2. Pastikan tekanan angin sesuai standar

Sebelum melakukan perjalanan jauh, pemilik kendaraan perlu memeriksa tekanan udara pada ban agar sesuai dengan rekomendasi pabrikan.

Selain itu, perhatikan pula batas maksimal beban yang dapat ditopang oleh ban sesuai dengan tekanan udaranya. Tekanan angin yang terlalu rendah dapat merusak struktur dinding ban dan meningkatkan risiko pecah, sedangkan tekanan yang terlalu tinggi bisa mengurangi daya cengkeram ban dan memengaruhi kemampuan pengereman kendaraan.

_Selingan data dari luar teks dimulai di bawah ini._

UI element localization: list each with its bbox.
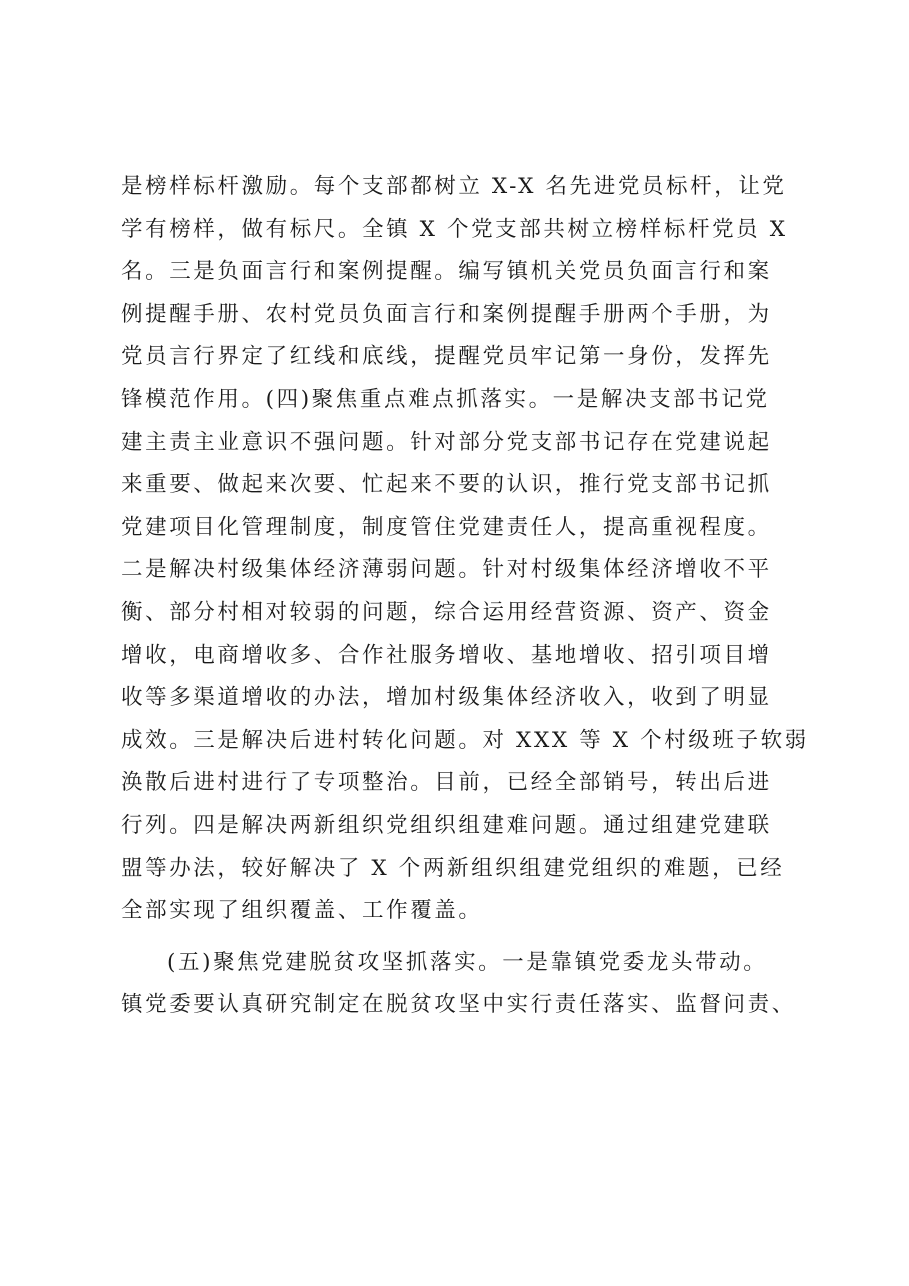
text-line: 例提醒手册、农村党员负面言行和案例提醒手册两个手册，为 [121,301,772,327]
text-line: 盟等办法，较好解决了 X 个两新组织组建党组织的难题，已经 [121,855,785,881]
text-line: 增收，电商增收多、合作社服务增收、基地增收、招引项目增 [121,642,772,668]
text-line: 学有榜样，做有标尺。全镇 X 个党支部共树立榜样标杆党员 X [121,216,788,242]
text-line: 党建项目化管理制度，制度管住党建责任人，提高重视程度。 [121,514,772,540]
text-line: 收等多渠道增收的办法，增加村级集体经济收入，收到了明显 [121,685,772,711]
text-line: 镇党委要认真研究制定在脱贫攻坚中实行责任落实、监督问责、 [121,992,796,1018]
text-line: (五)聚焦党建脱贫攻坚抓落实。一是靠镇党委龙头带动。 [167,949,768,975]
text-line: 行列。四是解决两新组织党组织组建难问题。通过组建党建联 [121,812,772,838]
text-line: 名。三是负面言行和案例提醒。编写镇机关党员负面言行和案 [121,259,772,285]
text-line: 涣散后进村进行了专项整治。目前，已经全部销号，转出后进 [121,770,772,796]
paragraph-spacing [121,933,811,942]
text-line: 来重要、做起来次要、忙起来不要的认识，推行党支部书记抓 [121,472,772,498]
text-line: 建主责主业意识不强问题。针对部分党支部书记存在党建说起 [121,429,772,455]
body-text [121,166,811,1027]
text-line: 衡、部分村相对较弱的问题，综合运用经营资源、资产、资金 [121,599,772,625]
text-line: 成效。三是解决后进村转化问题。对 XXX 等 X 个村级班子软弱 [121,727,809,753]
text-line: 锋模范作用。(四)聚焦重点难点抓落实。一是解决支部书记党 [121,386,770,412]
text-line: 党员言行界定了红线和底线，提醒党员牢记第一身份，发挥先 [121,344,772,370]
paragraph-1 [121,166,811,933]
text-line: 二是解决村级集体经济薄弱问题。针对村级集体经济增收不平 [121,557,772,583]
text-line: 是榜样标杆激励。每个支部都树立 X-X 名先进党员标杆，让党 [121,174,787,199]
paragraph-2 [121,942,811,1027]
text-line: 全部实现了组织覆盖、工作覆盖。 [121,898,483,924]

Baca Juga :  Jasa Raharja Pastikan Layanan Arus Balik Sumatera Berjalan Maksimal

3. Hindari membawa muatan berlebihan

Kelebihan muatan sering terjadi saat mudik karena mobil dipenuhi penumpang serta barang bawaan. Namun kondisi ini dapat membuat ban bekerja lebih berat dari kapasitasnya.

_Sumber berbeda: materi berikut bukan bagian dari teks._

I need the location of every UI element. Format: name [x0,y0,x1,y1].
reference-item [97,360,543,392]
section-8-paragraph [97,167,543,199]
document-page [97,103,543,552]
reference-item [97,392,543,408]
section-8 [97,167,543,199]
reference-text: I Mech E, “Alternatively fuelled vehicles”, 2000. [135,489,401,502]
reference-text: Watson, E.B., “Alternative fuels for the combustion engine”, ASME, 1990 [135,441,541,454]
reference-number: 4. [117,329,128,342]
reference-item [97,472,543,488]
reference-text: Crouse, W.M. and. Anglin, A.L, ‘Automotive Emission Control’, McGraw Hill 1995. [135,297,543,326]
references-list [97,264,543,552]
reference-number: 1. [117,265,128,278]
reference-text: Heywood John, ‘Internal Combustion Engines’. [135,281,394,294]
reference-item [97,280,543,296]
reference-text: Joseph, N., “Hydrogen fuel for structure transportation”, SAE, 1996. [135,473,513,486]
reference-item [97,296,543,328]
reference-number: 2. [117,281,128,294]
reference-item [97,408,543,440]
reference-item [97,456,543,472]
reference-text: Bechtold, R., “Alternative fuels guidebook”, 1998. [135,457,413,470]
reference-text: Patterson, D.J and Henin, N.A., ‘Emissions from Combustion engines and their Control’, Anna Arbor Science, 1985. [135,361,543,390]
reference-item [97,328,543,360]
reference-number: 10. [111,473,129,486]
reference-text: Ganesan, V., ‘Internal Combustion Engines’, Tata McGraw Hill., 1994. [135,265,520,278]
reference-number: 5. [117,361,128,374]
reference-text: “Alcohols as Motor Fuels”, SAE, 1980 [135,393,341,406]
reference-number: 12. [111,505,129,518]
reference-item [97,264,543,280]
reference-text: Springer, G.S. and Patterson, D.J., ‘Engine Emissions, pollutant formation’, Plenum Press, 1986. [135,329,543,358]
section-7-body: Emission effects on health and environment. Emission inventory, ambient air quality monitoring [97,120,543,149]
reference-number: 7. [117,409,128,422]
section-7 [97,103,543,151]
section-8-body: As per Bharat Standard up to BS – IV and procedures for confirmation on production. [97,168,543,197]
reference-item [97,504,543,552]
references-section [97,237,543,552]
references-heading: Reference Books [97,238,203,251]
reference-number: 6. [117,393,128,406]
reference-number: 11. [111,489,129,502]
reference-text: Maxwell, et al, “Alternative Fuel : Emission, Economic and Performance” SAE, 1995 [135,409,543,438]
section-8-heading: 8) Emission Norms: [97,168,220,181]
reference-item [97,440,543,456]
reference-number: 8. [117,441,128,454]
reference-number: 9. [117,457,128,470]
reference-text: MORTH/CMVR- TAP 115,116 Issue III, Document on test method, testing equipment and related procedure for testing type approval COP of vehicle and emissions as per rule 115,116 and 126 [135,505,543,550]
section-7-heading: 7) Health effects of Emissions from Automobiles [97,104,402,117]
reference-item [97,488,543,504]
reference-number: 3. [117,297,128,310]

Beban yang terlalu besar dapat mengurangi stabilitas kendaraan karena daya cengkeram ban tidak mampu menahan beban secara optimal. Untuk menghindari hal tersebut, bawalah barang secukupnya. Jika memungkinkan, kebutuhan tambahan dapat dibeli setelah tiba di tempat tujuan.

4. Siapkan ban cadangan

Membawa ban serep mungkin terasa merepotkan, tetapi keberadaannya sangat membantu jika terjadi keadaan darurat di perjalanan.

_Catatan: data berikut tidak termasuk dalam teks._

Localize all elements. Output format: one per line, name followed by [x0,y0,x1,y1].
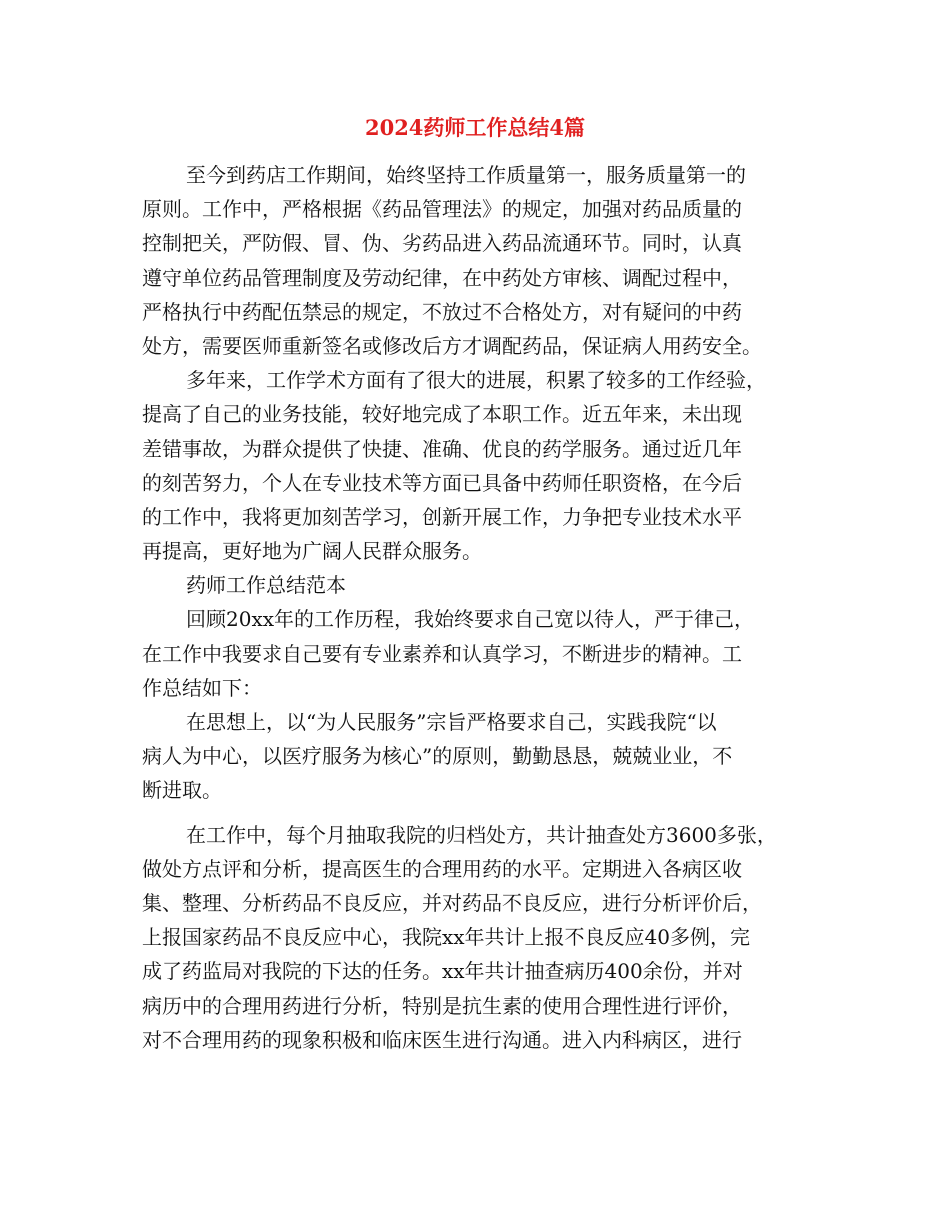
text-line: 病历中的合理用药进行分析，特别是抗生素的使用合理性进行评价， [142,993,742,1018]
text-line: 在工作中，每个月抽取我院的归档处方，共计抽查处方3600多张， [186,822,777,847]
text-line: 成了药监局对我院的下达的任务。xx年共计抽查病历400余份，并对 [142,959,743,984]
text-line: 对不合理用药的现象积极和临床医生进行沟通。进入内科病区，进行 [142,1027,742,1052]
text-line: 严格执行中药配伍禁忌的规定，不放过不合格处方，对有疑问的中药 [142,299,742,324]
document-title: 2024药师工作总结4篇 [364,115,586,140]
text-line: 的工作中，我将更加刻苦学习，创新开展工作，力争把专业技术水平 [142,504,742,529]
text-line: 在思想上，以“为人民服务”宗旨严格要求自己，实践我院“以 [186,710,717,734]
text-line: 控制把关，严防假、冒、伪、劣药品进入药品流通环节。同时，认真 [142,231,742,256]
section-heading: 药师工作总结范本 [186,573,346,598]
text-line: 做处方点评和分析，提高医生的合理用药的水平。定期进入各病区收 [142,856,742,881]
text-line: 回顾20xx年的工作历程，我始终要求自己宽以待人，严于律己， [186,607,755,632]
document-body [142,158,822,1057]
text-line: 多年来，工作学术方面有了很大的进展，积累了较多的工作经验， [186,368,766,393]
text-line: 病人为中心，以医疗服务为核心”的原则，勤勤恳恳，兢兢业业，不 [142,744,733,769]
text-line: 作总结如下： [142,675,262,700]
text-line: 差错事故，为群众提供了快捷、准确、优良的药学服务。通过近几年 [142,436,742,461]
text-line: 处方，需要医师重新签名或修改后方才调配药品，保证病人用药安全。 [142,333,762,358]
paragraph-gap [142,808,822,818]
text-line: 原则。工作中，严格根据《药品管理法》的规定，加强对药品质量的 [142,197,742,222]
text-line: 遵守单位药品管理制度及劳动纪律，在中药处方审核、调配过程中， [142,265,742,290]
text-line: 集、整理、分析药品不良反应，并对药品不良反应，进行分析评价后， [142,890,762,915]
text-line: 断进取。 [142,778,222,803]
text-line: 在工作中我要求自己要有专业素养和认真学习，不断进步的精神。工 [142,641,742,666]
text-line: 提高了自己的业务技能，较好地完成了本职工作。近五年来，未出现 [142,402,742,427]
text-line: 的刻苦努力，个人在专业技术等方面已具备中药师任职资格，在今后 [142,470,742,495]
text-line: 至今到药店工作期间，始终坚持工作质量第一，服务质量第一的 [186,163,746,187]
text-line: 上报国家药品不良反应中心，我院xx年共计上报不良反应40多例，完 [142,925,751,950]
text-line: 再提高，更好地为广阔人民群众服务。 [142,539,482,564]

Pastikan ban cadangan dalam kondisi baik dan memiliki tekanan udara yang cukup, bahkan sedikit lebih tinggi untuk mengantisipasi penurunan tekanan selama disimpan. Periksa juga apakah terdapat retakan atau kotoran pada ban cadangan.

Jika kendaraan tidak dilengkapi ban serep dari pabrikan, pengemudi sebaiknya membawa tire repair kit sebagai solusi sementara jika ban mengalami kerusakan. Selain itu, penting juga mengetahui lokasi rest area, bengkel, atau dealer terdekat di sepanjang jalur mudik.

5. Lakukan pemeriksaan terakhir sebelum berangkat

Sebelum memulai perjalanan, lakukan pengecekan menyeluruh terhadap kondisi ban. Pastikan tidak ada kerusakan seperti sobekan, benjolan, atau benda asing yang menempel.

Bersihkan juga alur tapak ban dari batu atau kotoran yang dapat mengganggu performa ban saat digunakan di perjalanan.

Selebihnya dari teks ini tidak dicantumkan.